Weekly nutrient analysis School meals must meet nutrition requirements when averaged over the whole week. That means any given meal may be too high in fat, or too low in iron or vitamin C. A student who eats lunch in the cafeteria every day (and takes every meal component, as we saw above), will have a nutritionally sound diet (at least during the school day). But most students dont eat in the cafeteria every day. Students who receive free and reduced-price meals eat school lunch on only 70 percent of meal occasions, and students who pay the full price of a meal often buy only when the menu features foods they like the ones that tend to be less healthy. South Carolina, the State Senate recently considered legislation that would have eliminated the weekly nutrition analysis, making each meal meet the requirements individually. But the legislation met fierce opposition from cafeterias and school boards, who knew this would effectively ban bestselling items like pepperoni pizza and fried chicken. Under the current rules, they can serve those items a few days a week as long as they balance them out with healthier options on the other days. But the reason fried chicken and pizza are so lucrative is that so many students come into the cafeteria when theyre offered. On the healthier days the ones meant to balance out the weekly nutrients not nearly as many students buy lunch.
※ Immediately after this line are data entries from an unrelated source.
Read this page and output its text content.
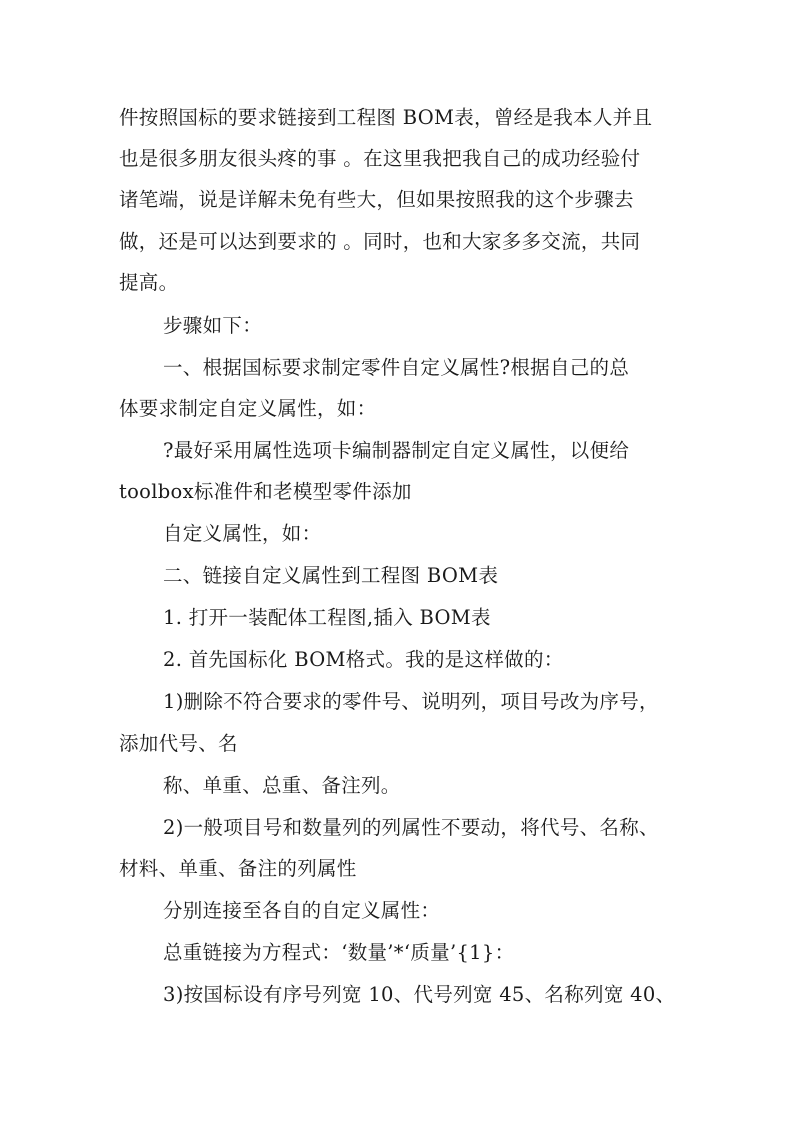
件按照国标的要求链接到工程图 BOM表，曾经是我本人并且
也是很多朋友很头疼的事 。在这里我把我自己的成功经验付
诸笔端，说是详解未免有些大，但如果按照我的这个步骤去
做，还是可以达到要求的 。同时，也和大家多多交流，共同
提高。
步骤如下：
一、根据国标要求制定零件自定义属性?根据自己的总
体要求制定自定义属性，如：
?最好采用属性选项卡编制器制定自定义属性，以便给
toolbox标准件和老模型零件添加
自定义属性，如：
二、链接自定义属性到工程图 BOM表
1. 打开一装配体工程图,插入 BOM表
2. 首先国标化 BOM格式。我的是这样做的：
1)删除不符合要求的零件号、说明列，项目号改为序号，
添加代号、名
称、单重、总重、备注列。
2)一般项目号和数量列的列属性不要动，将代号、名称、
材料、单重、备注的列属性
分别连接至各自的自定义属性：
总重链接为方程式：‘数量’*‘质量’{1}：
3)按国标设有序号列宽 10、代号列宽 45、名称列宽 40、
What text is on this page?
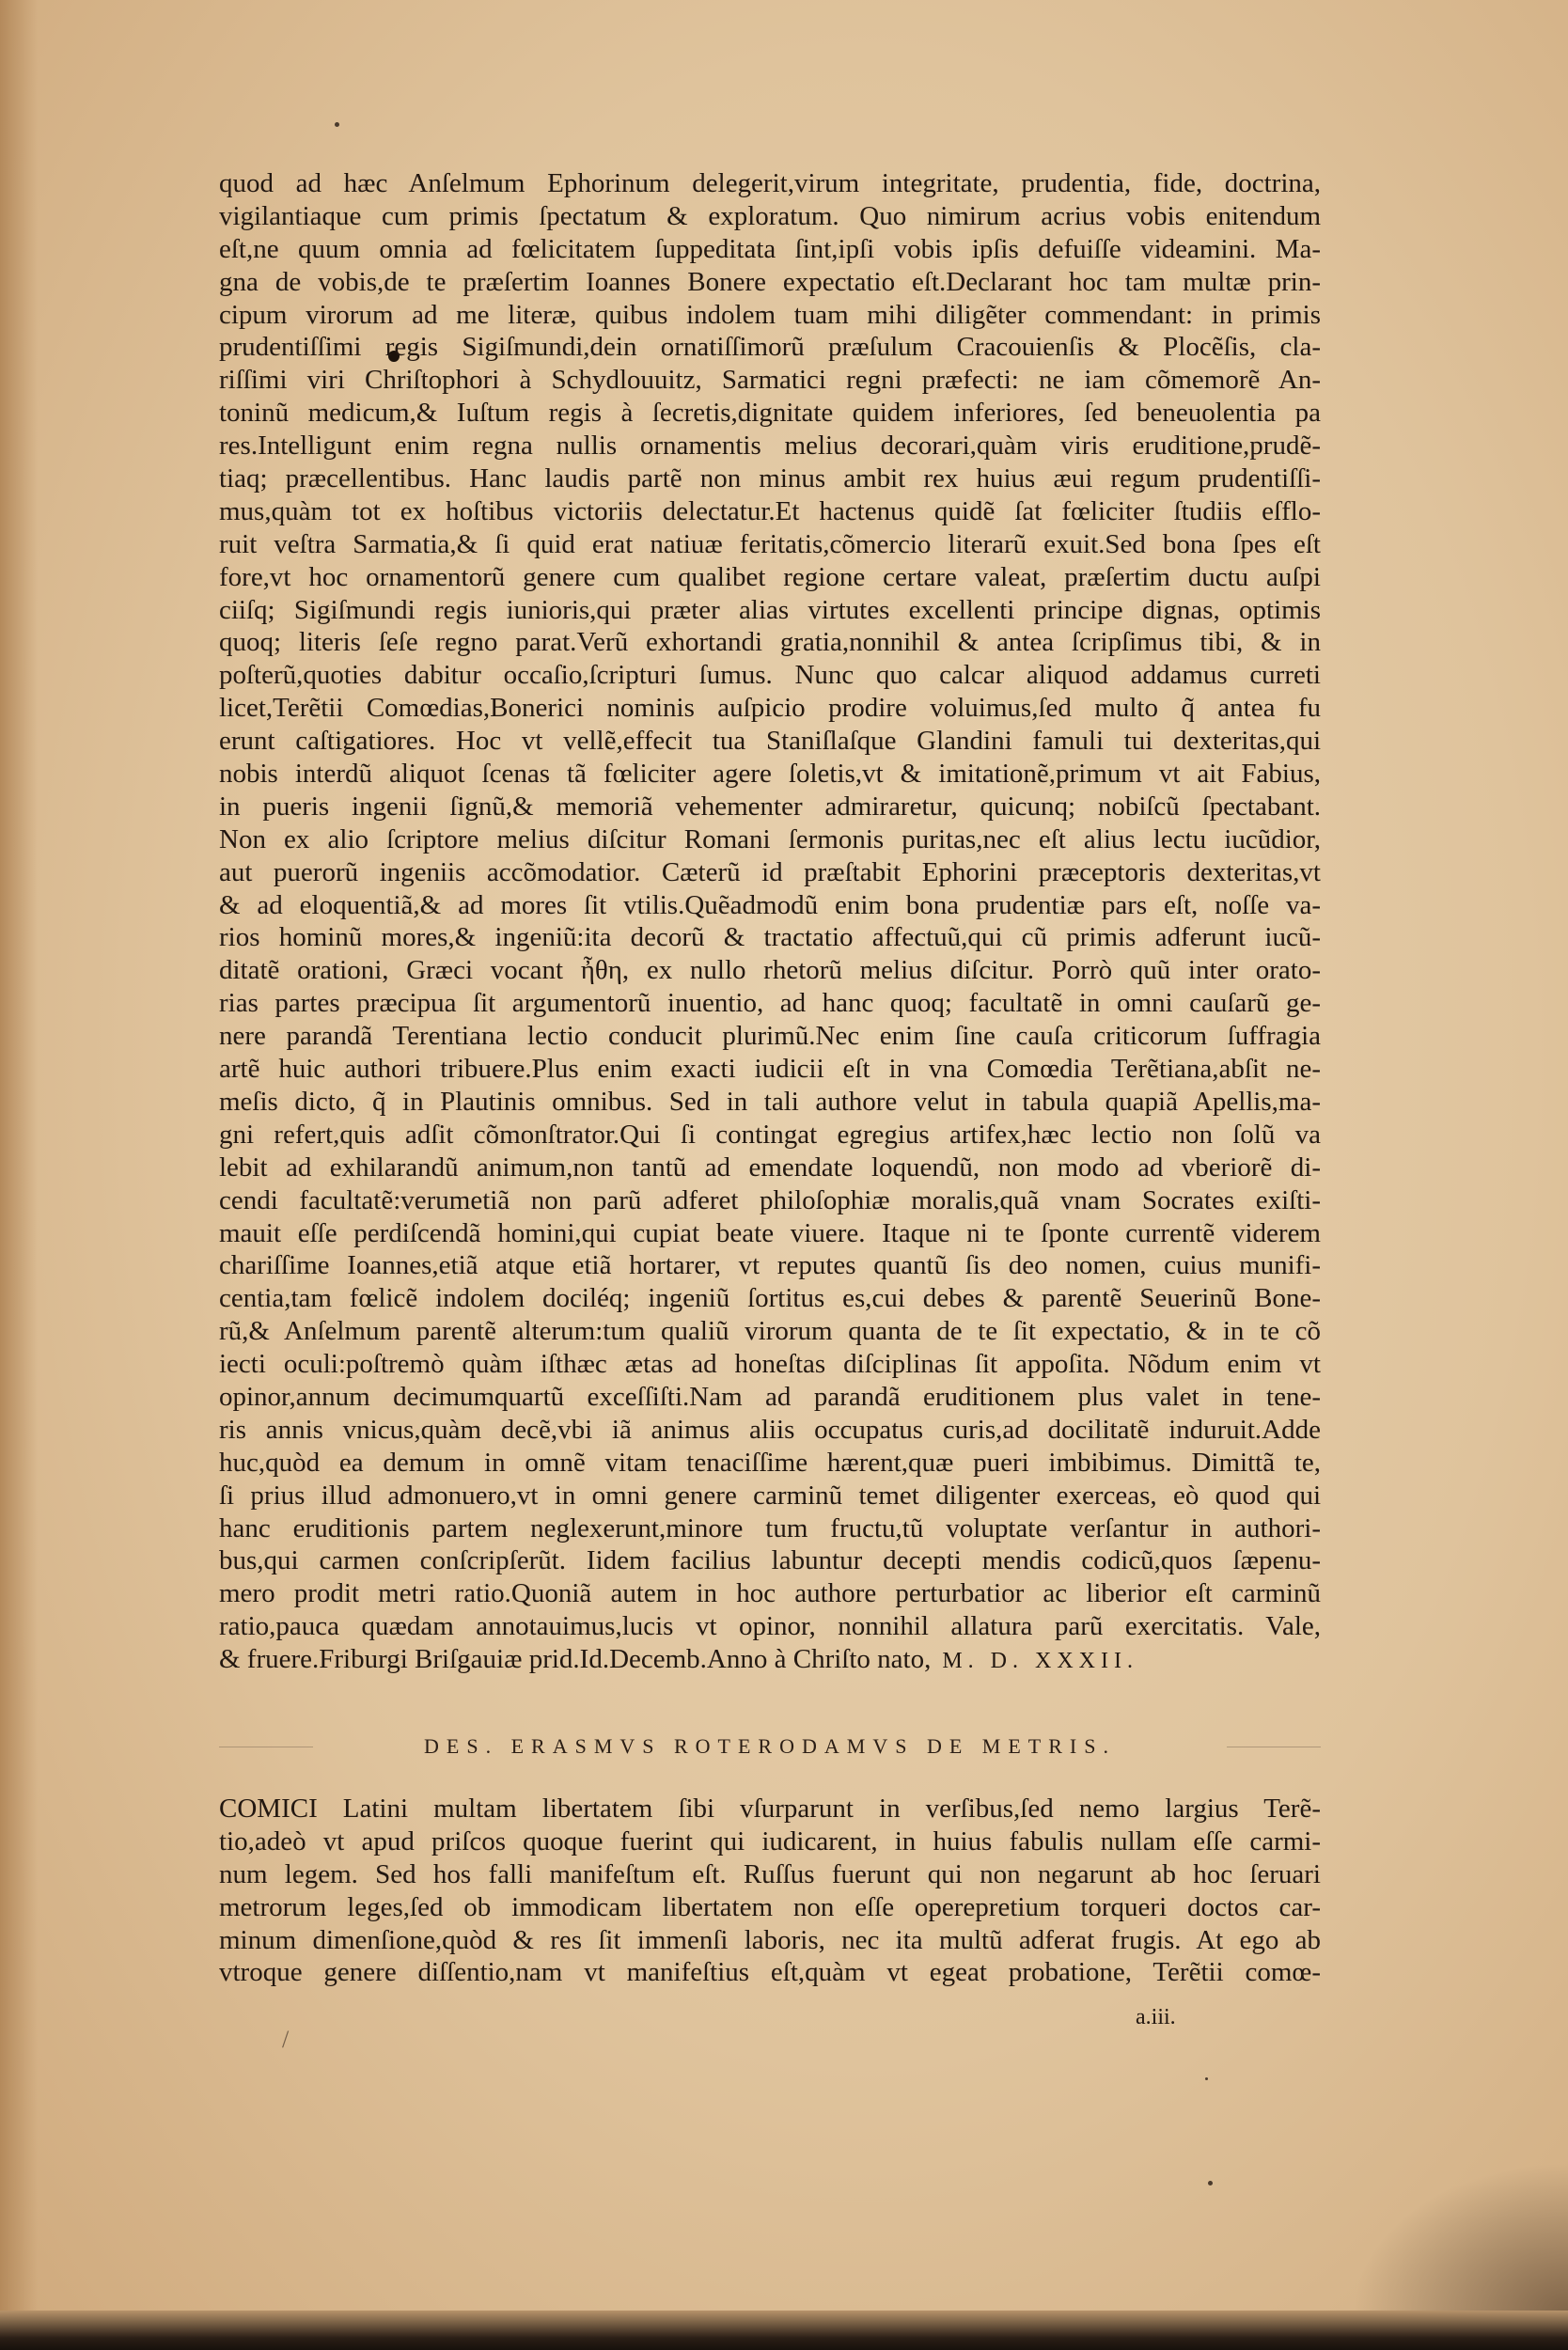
quod ad hæc Anſelmum Ephorinum delegerit,virum integritate, prudentia, fide, doctrina,
vigilantiaque cum primis ſpectatum & exploratum. Quo nimirum acrius vobis enitendum
eſt,ne quum omnia ad fœlicitatem ſuppeditata ſint,ipſi vobis ipſis defuiſſe videamini. Ma-
gna de vobis,de te præſertim Ioannes Bonere expectatio eſt.Declarant hoc tam multæ prin-
cipum virorum ad me literæ, quibus indolem tuam mihi diligẽter commendant: in primis
prudentiſſimi regis Sigiſmundi,dein ornatiſſimorũ præſulum Cracouienſis & Plocẽſis, cla-
riſſimi viri Chriſtophori à Schydlouuitz, Sarmatici regni præfecti: ne iam cõmemorẽ An-
toninũ medicum,& Iuſtum regis à ſecretis,dignitate quidem inferiores, ſed beneuolentia pa
res.Intelligunt enim regna nullis ornamentis melius decorari,quàm viris eruditione,prudẽ-
tiaq; præcellentibus. Hanc laudis partẽ non minus ambit rex huius æui regum prudentiſſi-
mus,quàm tot ex hoſtibus victoriis delectatur.Et hactenus quidẽ ſat fœliciter ſtudiis eſflo-
ruit veſtra Sarmatia,& ſi quid erat natiuæ feritatis,cõmercio literarũ exuit.Sed bona ſpes eſt
fore,vt hoc ornamentorũ genere cum qualibet regione certare valeat, præſertim ductu auſpi
ciiſq; Sigiſmundi regis iunioris,qui præter alias virtutes excellenti principe dignas, optimis
quoq; literis ſeſe regno parat.Verũ exhortandi gratia,nonnihil & antea ſcripſimus tibi, & in
poſterũ,quoties dabitur occaſio,ſcripturi ſumus. Nunc quo calcar aliquod addamus curreti
licet,Terẽtii Comœdias,Bonerici nominis auſpicio prodire voluimus,ſed multo q̃ antea fu
erunt caſtigatiores. Hoc vt vellẽ,effecit tua Staniſlaſque Glandini famuli tui dexteritas,qui
nobis interdũ aliquot ſcenas tã fœliciter agere ſoletis,vt & imitationẽ,primum vt ait Fabius,
in pueris ingenii ſignũ,& memoriã vehementer admiraretur, quicunq; nobiſcũ ſpectabant.
Non ex alio ſcriptore melius diſcitur Romani ſermonis puritas,nec eſt alius lectu iucũdior,
aut puerorũ ingeniis accõmodatior. Cæterũ id præſtabit Ephorini præceptoris dexteritas,vt
& ad eloquentiã,& ad mores ſit vtilis.Quẽadmodũ enim bona prudentiæ pars eſt, noſſe va-
rios hominũ mores,& ingeniũ:ita decorũ & tractatio affectuũ,qui cũ primis adferunt iucũ-
ditatẽ orationi, Græci vocant ἦθη, ex nullo rhetorũ melius diſcitur. Porrò quũ inter orato-
rias partes præcipua ſit argumentorũ inuentio, ad hanc quoq; facultatẽ in omni cauſarũ ge-
nere parandã Terentiana lectio conducit plurimũ.Nec enim ſine cauſa criticorum ſuffragia
artẽ huic authori tribuere.Plus enim exacti iudicii eſt in vna Comœdia Terẽtiana,abſit ne-
meſis dicto, q̃ in Plautinis omnibus. Sed in tali authore velut in tabula quapiã Apellis,ma-
gni refert,quis adſit cõmonſtrator.Qui ſi contingat egregius artifex,hæc lectio non ſolũ va
lebit ad exhilarandũ animum,non tantũ ad emendate loquendũ, non modo ad vberiorẽ di-
cendi facultatẽ:verumetiã non parũ adferet philoſophiæ moralis,quã vnam Socrates exiſti-
mauit eſſe perdiſcendã homini,qui cupiat beate viuere. Itaque ni te ſponte currentẽ viderem
chariſſime Ioannes,etiã atque etiã hortarer, vt reputes quantũ ſis deo nomen, cuius munifi-
centia,tam fœlicẽ indolem dociléq; ingeniũ ſortitus es,cui debes & parentẽ Seuerinũ Bone-
rũ,& Anſelmum parentẽ alterum:tum qualiũ virorum quanta de te ſit expectatio, & in te cõ
iecti oculi:poſtremò quàm iſthæc ætas ad honeſtas diſciplinas ſit appoſita. Nõdum enim vt
opinor,annum decimumquartũ exceſſiſti.Nam ad parandã eruditionem plus valet in tene-
ris annis vnicus,quàm decẽ,vbi iã animus aliis occupatus curis,ad docilitatẽ induruit.Adde
huc,quòd ea demum in omnẽ vitam tenaciſſime hærent,quæ pueri imbibimus. Dimittã te,
ſi prius illud admonuero,vt in omni genere carminũ temet diligenter exerceas, eò quod qui
hanc eruditionis partem neglexerunt,minore tum fructu,tũ voluptate verſantur in authori-
bus,qui carmen conſcripſerũt. Iidem facilius labuntur decepti mendis codicũ,quos ſæpenu-
mero prodit metri ratio.Quoniã autem in hoc authore perturbatior ac liberior eſt carminũ
ratio,pauca quædam annotauimus,lucis vt opinor, nonnihil allatura parũ exercitatis. Vale,
& fruere.Friburgi Briſgauiæ prid.Id.Decemb.Anno à Chriſto nato, M. D. XXXII.
DES. ERASMVS ROTERODAMVS DE METRIS.
COMICI Latini multam libertatem ſibi vſurparunt in verſibus,ſed nemo largius Terẽ-
tio,adeò vt apud priſcos quoque fuerint qui iudicarent, in huius fabulis nullam eſſe carmi-
num legem. Sed hos falli manifeſtum eſt. Ruſſus fuerunt qui non negarunt ab hoc ſeruari
metrorum leges,ſed ob immodicam libertatem non eſſe operepretium torqueri doctos car-
minum dimenſione,quòd & res ſit immenſi laboris, nec ita multũ adferat frugis. At ego ab
vtroque genere diſſentio,nam vt manifeſtius eſt,quàm vt egeat probatione, Terẽtii comœ-
a.iii.
/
The USDA knows that the regulations for school meals are in need of an overhaul, and the department has asked the Institute of Medicine to prepare recommendations for improved nutrition standards. The IOMs report is due in December and will likely set limits on things like sodium, trans fats and calories. That is very promising for school nutrition. But the new standards will not go far unless these loopholes are addressed.